Cette première convocation en tant que sélectionneur des Bleus marque une rupture avec l’ère précédente et intègre cinq nouveaux visages pour les prochaines rencontres en Ligue des nations.
L’attente a pris fin ce vendredi en fin d’après-midi au siège de la Fédération française de football à Paris. Devant une salle de presse comble et une foule massée dans la cour sous le soleil estival, Zinédine Zidane a pris place au podium pour officialiser sa première sélection depuis sa nomination fin juillet.
L’ambiance feutrée et presque révérencieuse qui régnait dans la salle témoignait du statut unique du nouveau sélectionneur. Vêtu d’une chemise noire, d’une cravate noire et d’un blazer noir, l’ancien meneur de jeu a affiché un large sourire avant de commenter ses choix pour les quatre matchs à venir.
Une première liste marquée par cinq nouveaux visages
Pour composer son groupe de vingt-trois joueurs destiné à la Ligue des nations, le nouveau sélectionneur a ouvert grand les portes de la sélection. La liste contient cinq joueurs appelés pour la toute première fois en équipe nationale A.
Les supporters et observateurs ont ainsi découvert les noms de Guillaume Restes, Andy Diouf, Jérémy Jacquet, Lucas Da Cunha et Estéban Lepaul. Ces convocations illustrent la volonté affichée du technicien de imprimer immédiatement sa marque sur le collectif tricolore.

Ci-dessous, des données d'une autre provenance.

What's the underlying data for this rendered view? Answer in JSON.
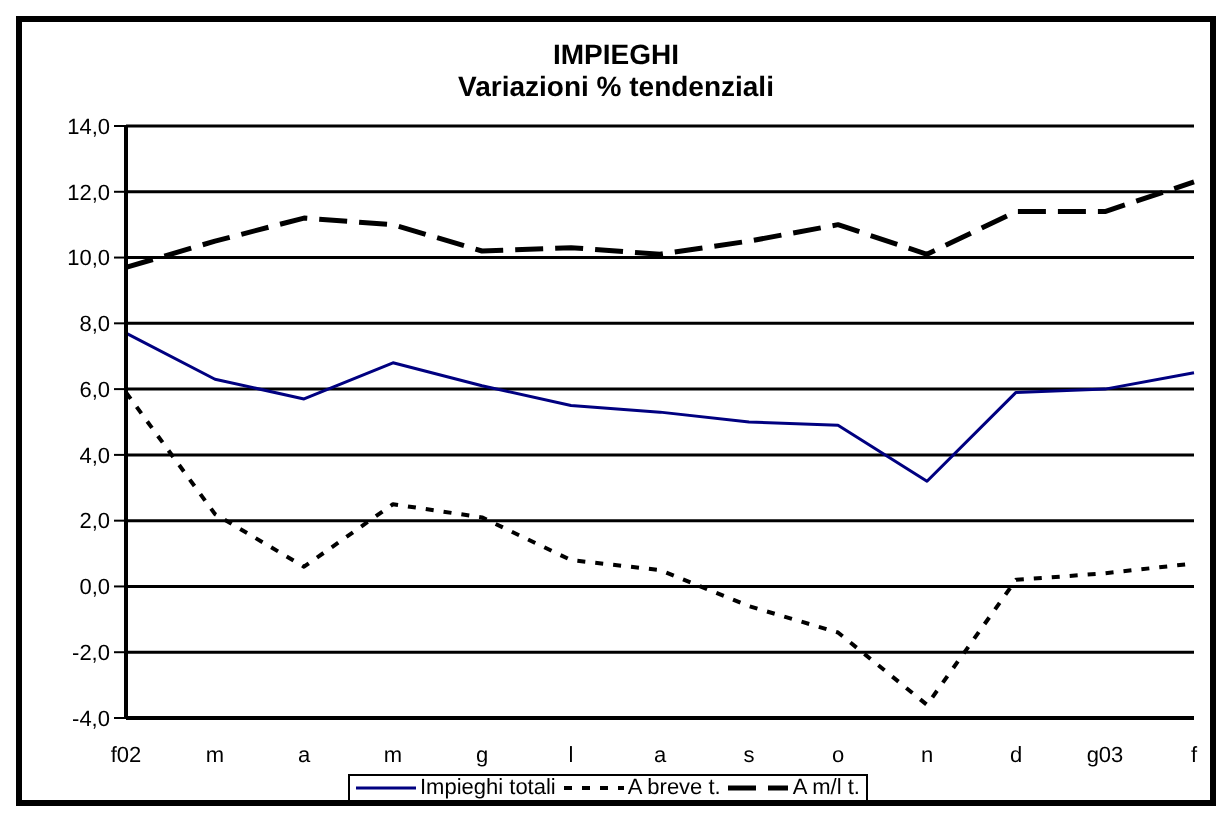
{
  "chart_data": {
    "type": "line",
    "title": "IMPIEGHI",
    "subtitle": "Variazioni % tendenziali",
    "categories": [
      "f02",
      "m",
      "a",
      "m",
      "g",
      "l",
      "a",
      "s",
      "o",
      "n",
      "d",
      "g03",
      "f"
    ],
    "series": [
      {
        "name": "Impieghi totali",
        "color": "#000080",
        "line_style": "solid",
        "values": [
          7.7,
          6.3,
          5.7,
          6.8,
          6.1,
          5.5,
          5.3,
          5.0,
          4.9,
          3.2,
          5.9,
          6.0,
          6.5
        ]
      },
      {
        "name": "A breve t.",
        "color": "#000000",
        "line_style": "dotted",
        "values": [
          5.9,
          2.2,
          0.6,
          2.5,
          2.1,
          0.8,
          0.5,
          -0.6,
          -1.4,
          -3.6,
          0.2,
          0.4,
          0.7
        ]
      },
      {
        "name": "A m/l t.",
        "color": "#000000",
        "line_style": "dashed",
        "values": [
          9.7,
          10.5,
          11.2,
          11.0,
          10.2,
          10.3,
          10.1,
          10.5,
          11.0,
          10.1,
          11.4,
          11.4,
          12.3
        ]
      }
    ],
    "ylim": [
      -4,
      14
    ],
    "yticks": [
      {
        "value": -4,
        "label": "-4,0"
      },
      {
        "value": -2,
        "label": "-2,0"
      },
      {
        "value": 0,
        "label": "0,0"
      },
      {
        "value": 2,
        "label": "2,0"
      },
      {
        "value": 4,
        "label": "4,0"
      },
      {
        "value": 6,
        "label": "6,0"
      },
      {
        "value": 8,
        "label": "8,0"
      },
      {
        "value": 10,
        "label": "10,0"
      },
      {
        "value": 12,
        "label": "12,0"
      },
      {
        "value": 14,
        "label": "14,0"
      }
    ],
    "grid": "y",
    "legend": "bottom",
    "marker": "none"
  }
}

« C’est ma première liste et mon premier rassemblement. J’ai une idée assez claire de ce que je veux faire. » Zinédine Zidane, sélectionneur de l’équipe de France, via DN
Interrogé sur sa gestion du groupe, le technicien a rappelé son aversion pour les situations d’attente prolongée sur le banc, déclarant qu’il n’aime pas mettre des joueurs en tribune alors que les échéances s’annoncent denses.

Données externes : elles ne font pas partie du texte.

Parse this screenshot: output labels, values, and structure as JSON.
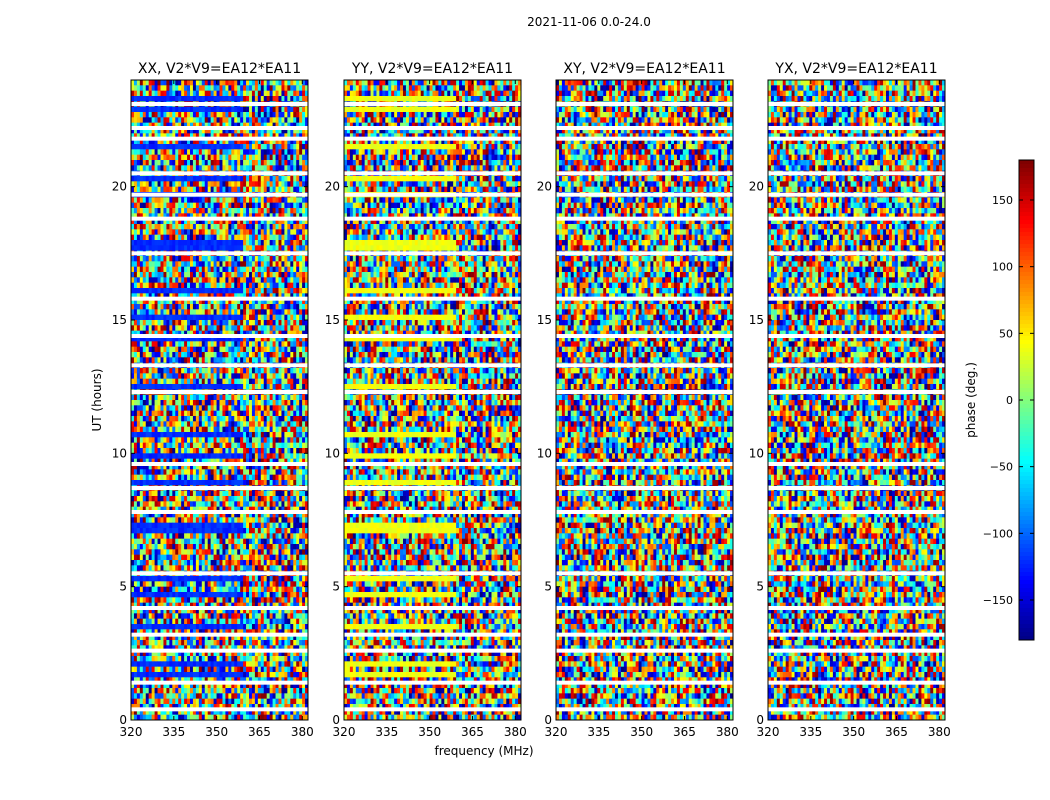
{
  "chart_data": {
    "type": "heatmap",
    "suptitle": "2021-11-06 0.0-24.0",
    "xlabel": "frequency (MHz)",
    "ylabel": "UT (hours)",
    "xlim": [
      320,
      382
    ],
    "ylim": [
      0,
      24
    ],
    "xticks": [
      "320",
      "335",
      "350",
      "365",
      "380"
    ],
    "yticks": [
      "0",
      "5",
      "10",
      "15",
      "20"
    ],
    "colorbar": {
      "label": "phase (deg.)",
      "range": [
        -180,
        180
      ],
      "ticks": [
        "−150",
        "−100",
        "−50",
        "0",
        "50",
        "100",
        "150"
      ],
      "colormap": "jet"
    },
    "panels": [
      {
        "title": "XX, V2*V9=EA12*EA11",
        "smooth_phase_deg": -120
      },
      {
        "title": "YY, V2*V9=EA12*EA11",
        "smooth_phase_deg": 40
      },
      {
        "title": "XY, V2*V9=EA12*EA11",
        "smooth_phase_deg": null
      },
      {
        "title": "YX, V2*V9=EA12*EA11",
        "smooth_phase_deg": null
      }
    ],
    "gaps_ut_hours": [
      0.4,
      1.4,
      2.6,
      3.2,
      4.2,
      5.5,
      7.8,
      8.7,
      9.6,
      12.3,
      13.3,
      14.4,
      15.8,
      17.5,
      18.8,
      19.7,
      20.5,
      21.8,
      22.2,
      23.1
    ]
  }
}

Tourner la page de quatorze années sous Didier Deschamps
Cette nomination met un terme à une longue période de transition officieuse. Pendant les quatorze années du mandat de Didier Deschamps, l’ombre de son ancien coéquipier a plané au-dessus de chaque rassemblement, au point de lasser les conférences de presse de fin de cycle.
L’évidence d’un tel passage de témoin s’était dessinée de manière publique en 2022, lorsque l’ancien numéro 10 avait affirmé dans un entretien fleuve de dix-huit pages publié par L’Équipe que l’histoire entre lui et les Bleus n’était pas terminée.

Trente ans après avoir quitté la France au quotidien, l’icône tricolore reste installée à Madrid avec sa famille et ne prévoit pas de déménagement en raison de sa prise de fonctions. Il a toutefois tenu à réaffirmer son attachement indéfectible au maillot national.
« J’ai toujours suivi l’équipe de France, j’ai joué avec eux et j’ai gagné avec eux. Je suis très attaché à cette équipe. » Zinédine Zidane, sélectionneur de l’équipe de France, via DN
Un capital de popularité intact à la tête du poste le plus exposé
Prendre la suite sur le banc tricolore relève d’un défi immense, tant les attentes placées en Zizou
sont colossales dans l’hexagone. Contrairement à d’autres figures de sa génération qui multiplient les apparitions dans les émissions de télévision et les plateaux d’avant-match, sa rareté médiatique a contribué à préserver son aura.
Là où des attaquants récents comme Karim Benzema ou Kylian Mbappé divisent régulièrement l’opinion publique, le premier entraîneur triple vainqueur consécutif de la Ligue des champions conserve une cote d’amour inaltérable. Même le célèbre coup de tête asséné à Marco Materazzi lors de la finale de la Coupe du monde 2006, immortalisé un temps par une statue devant le Centre Pompidou, n’avait pas ébréché sa popularité auprès du public français.
Désormais, le technicien s’apprête à diriger ses premiers entraînements sur le terrain, avec l’obligation de transformer cet immense capital sympathie en résultats sportifs immédiats dès les prochains matches officiels.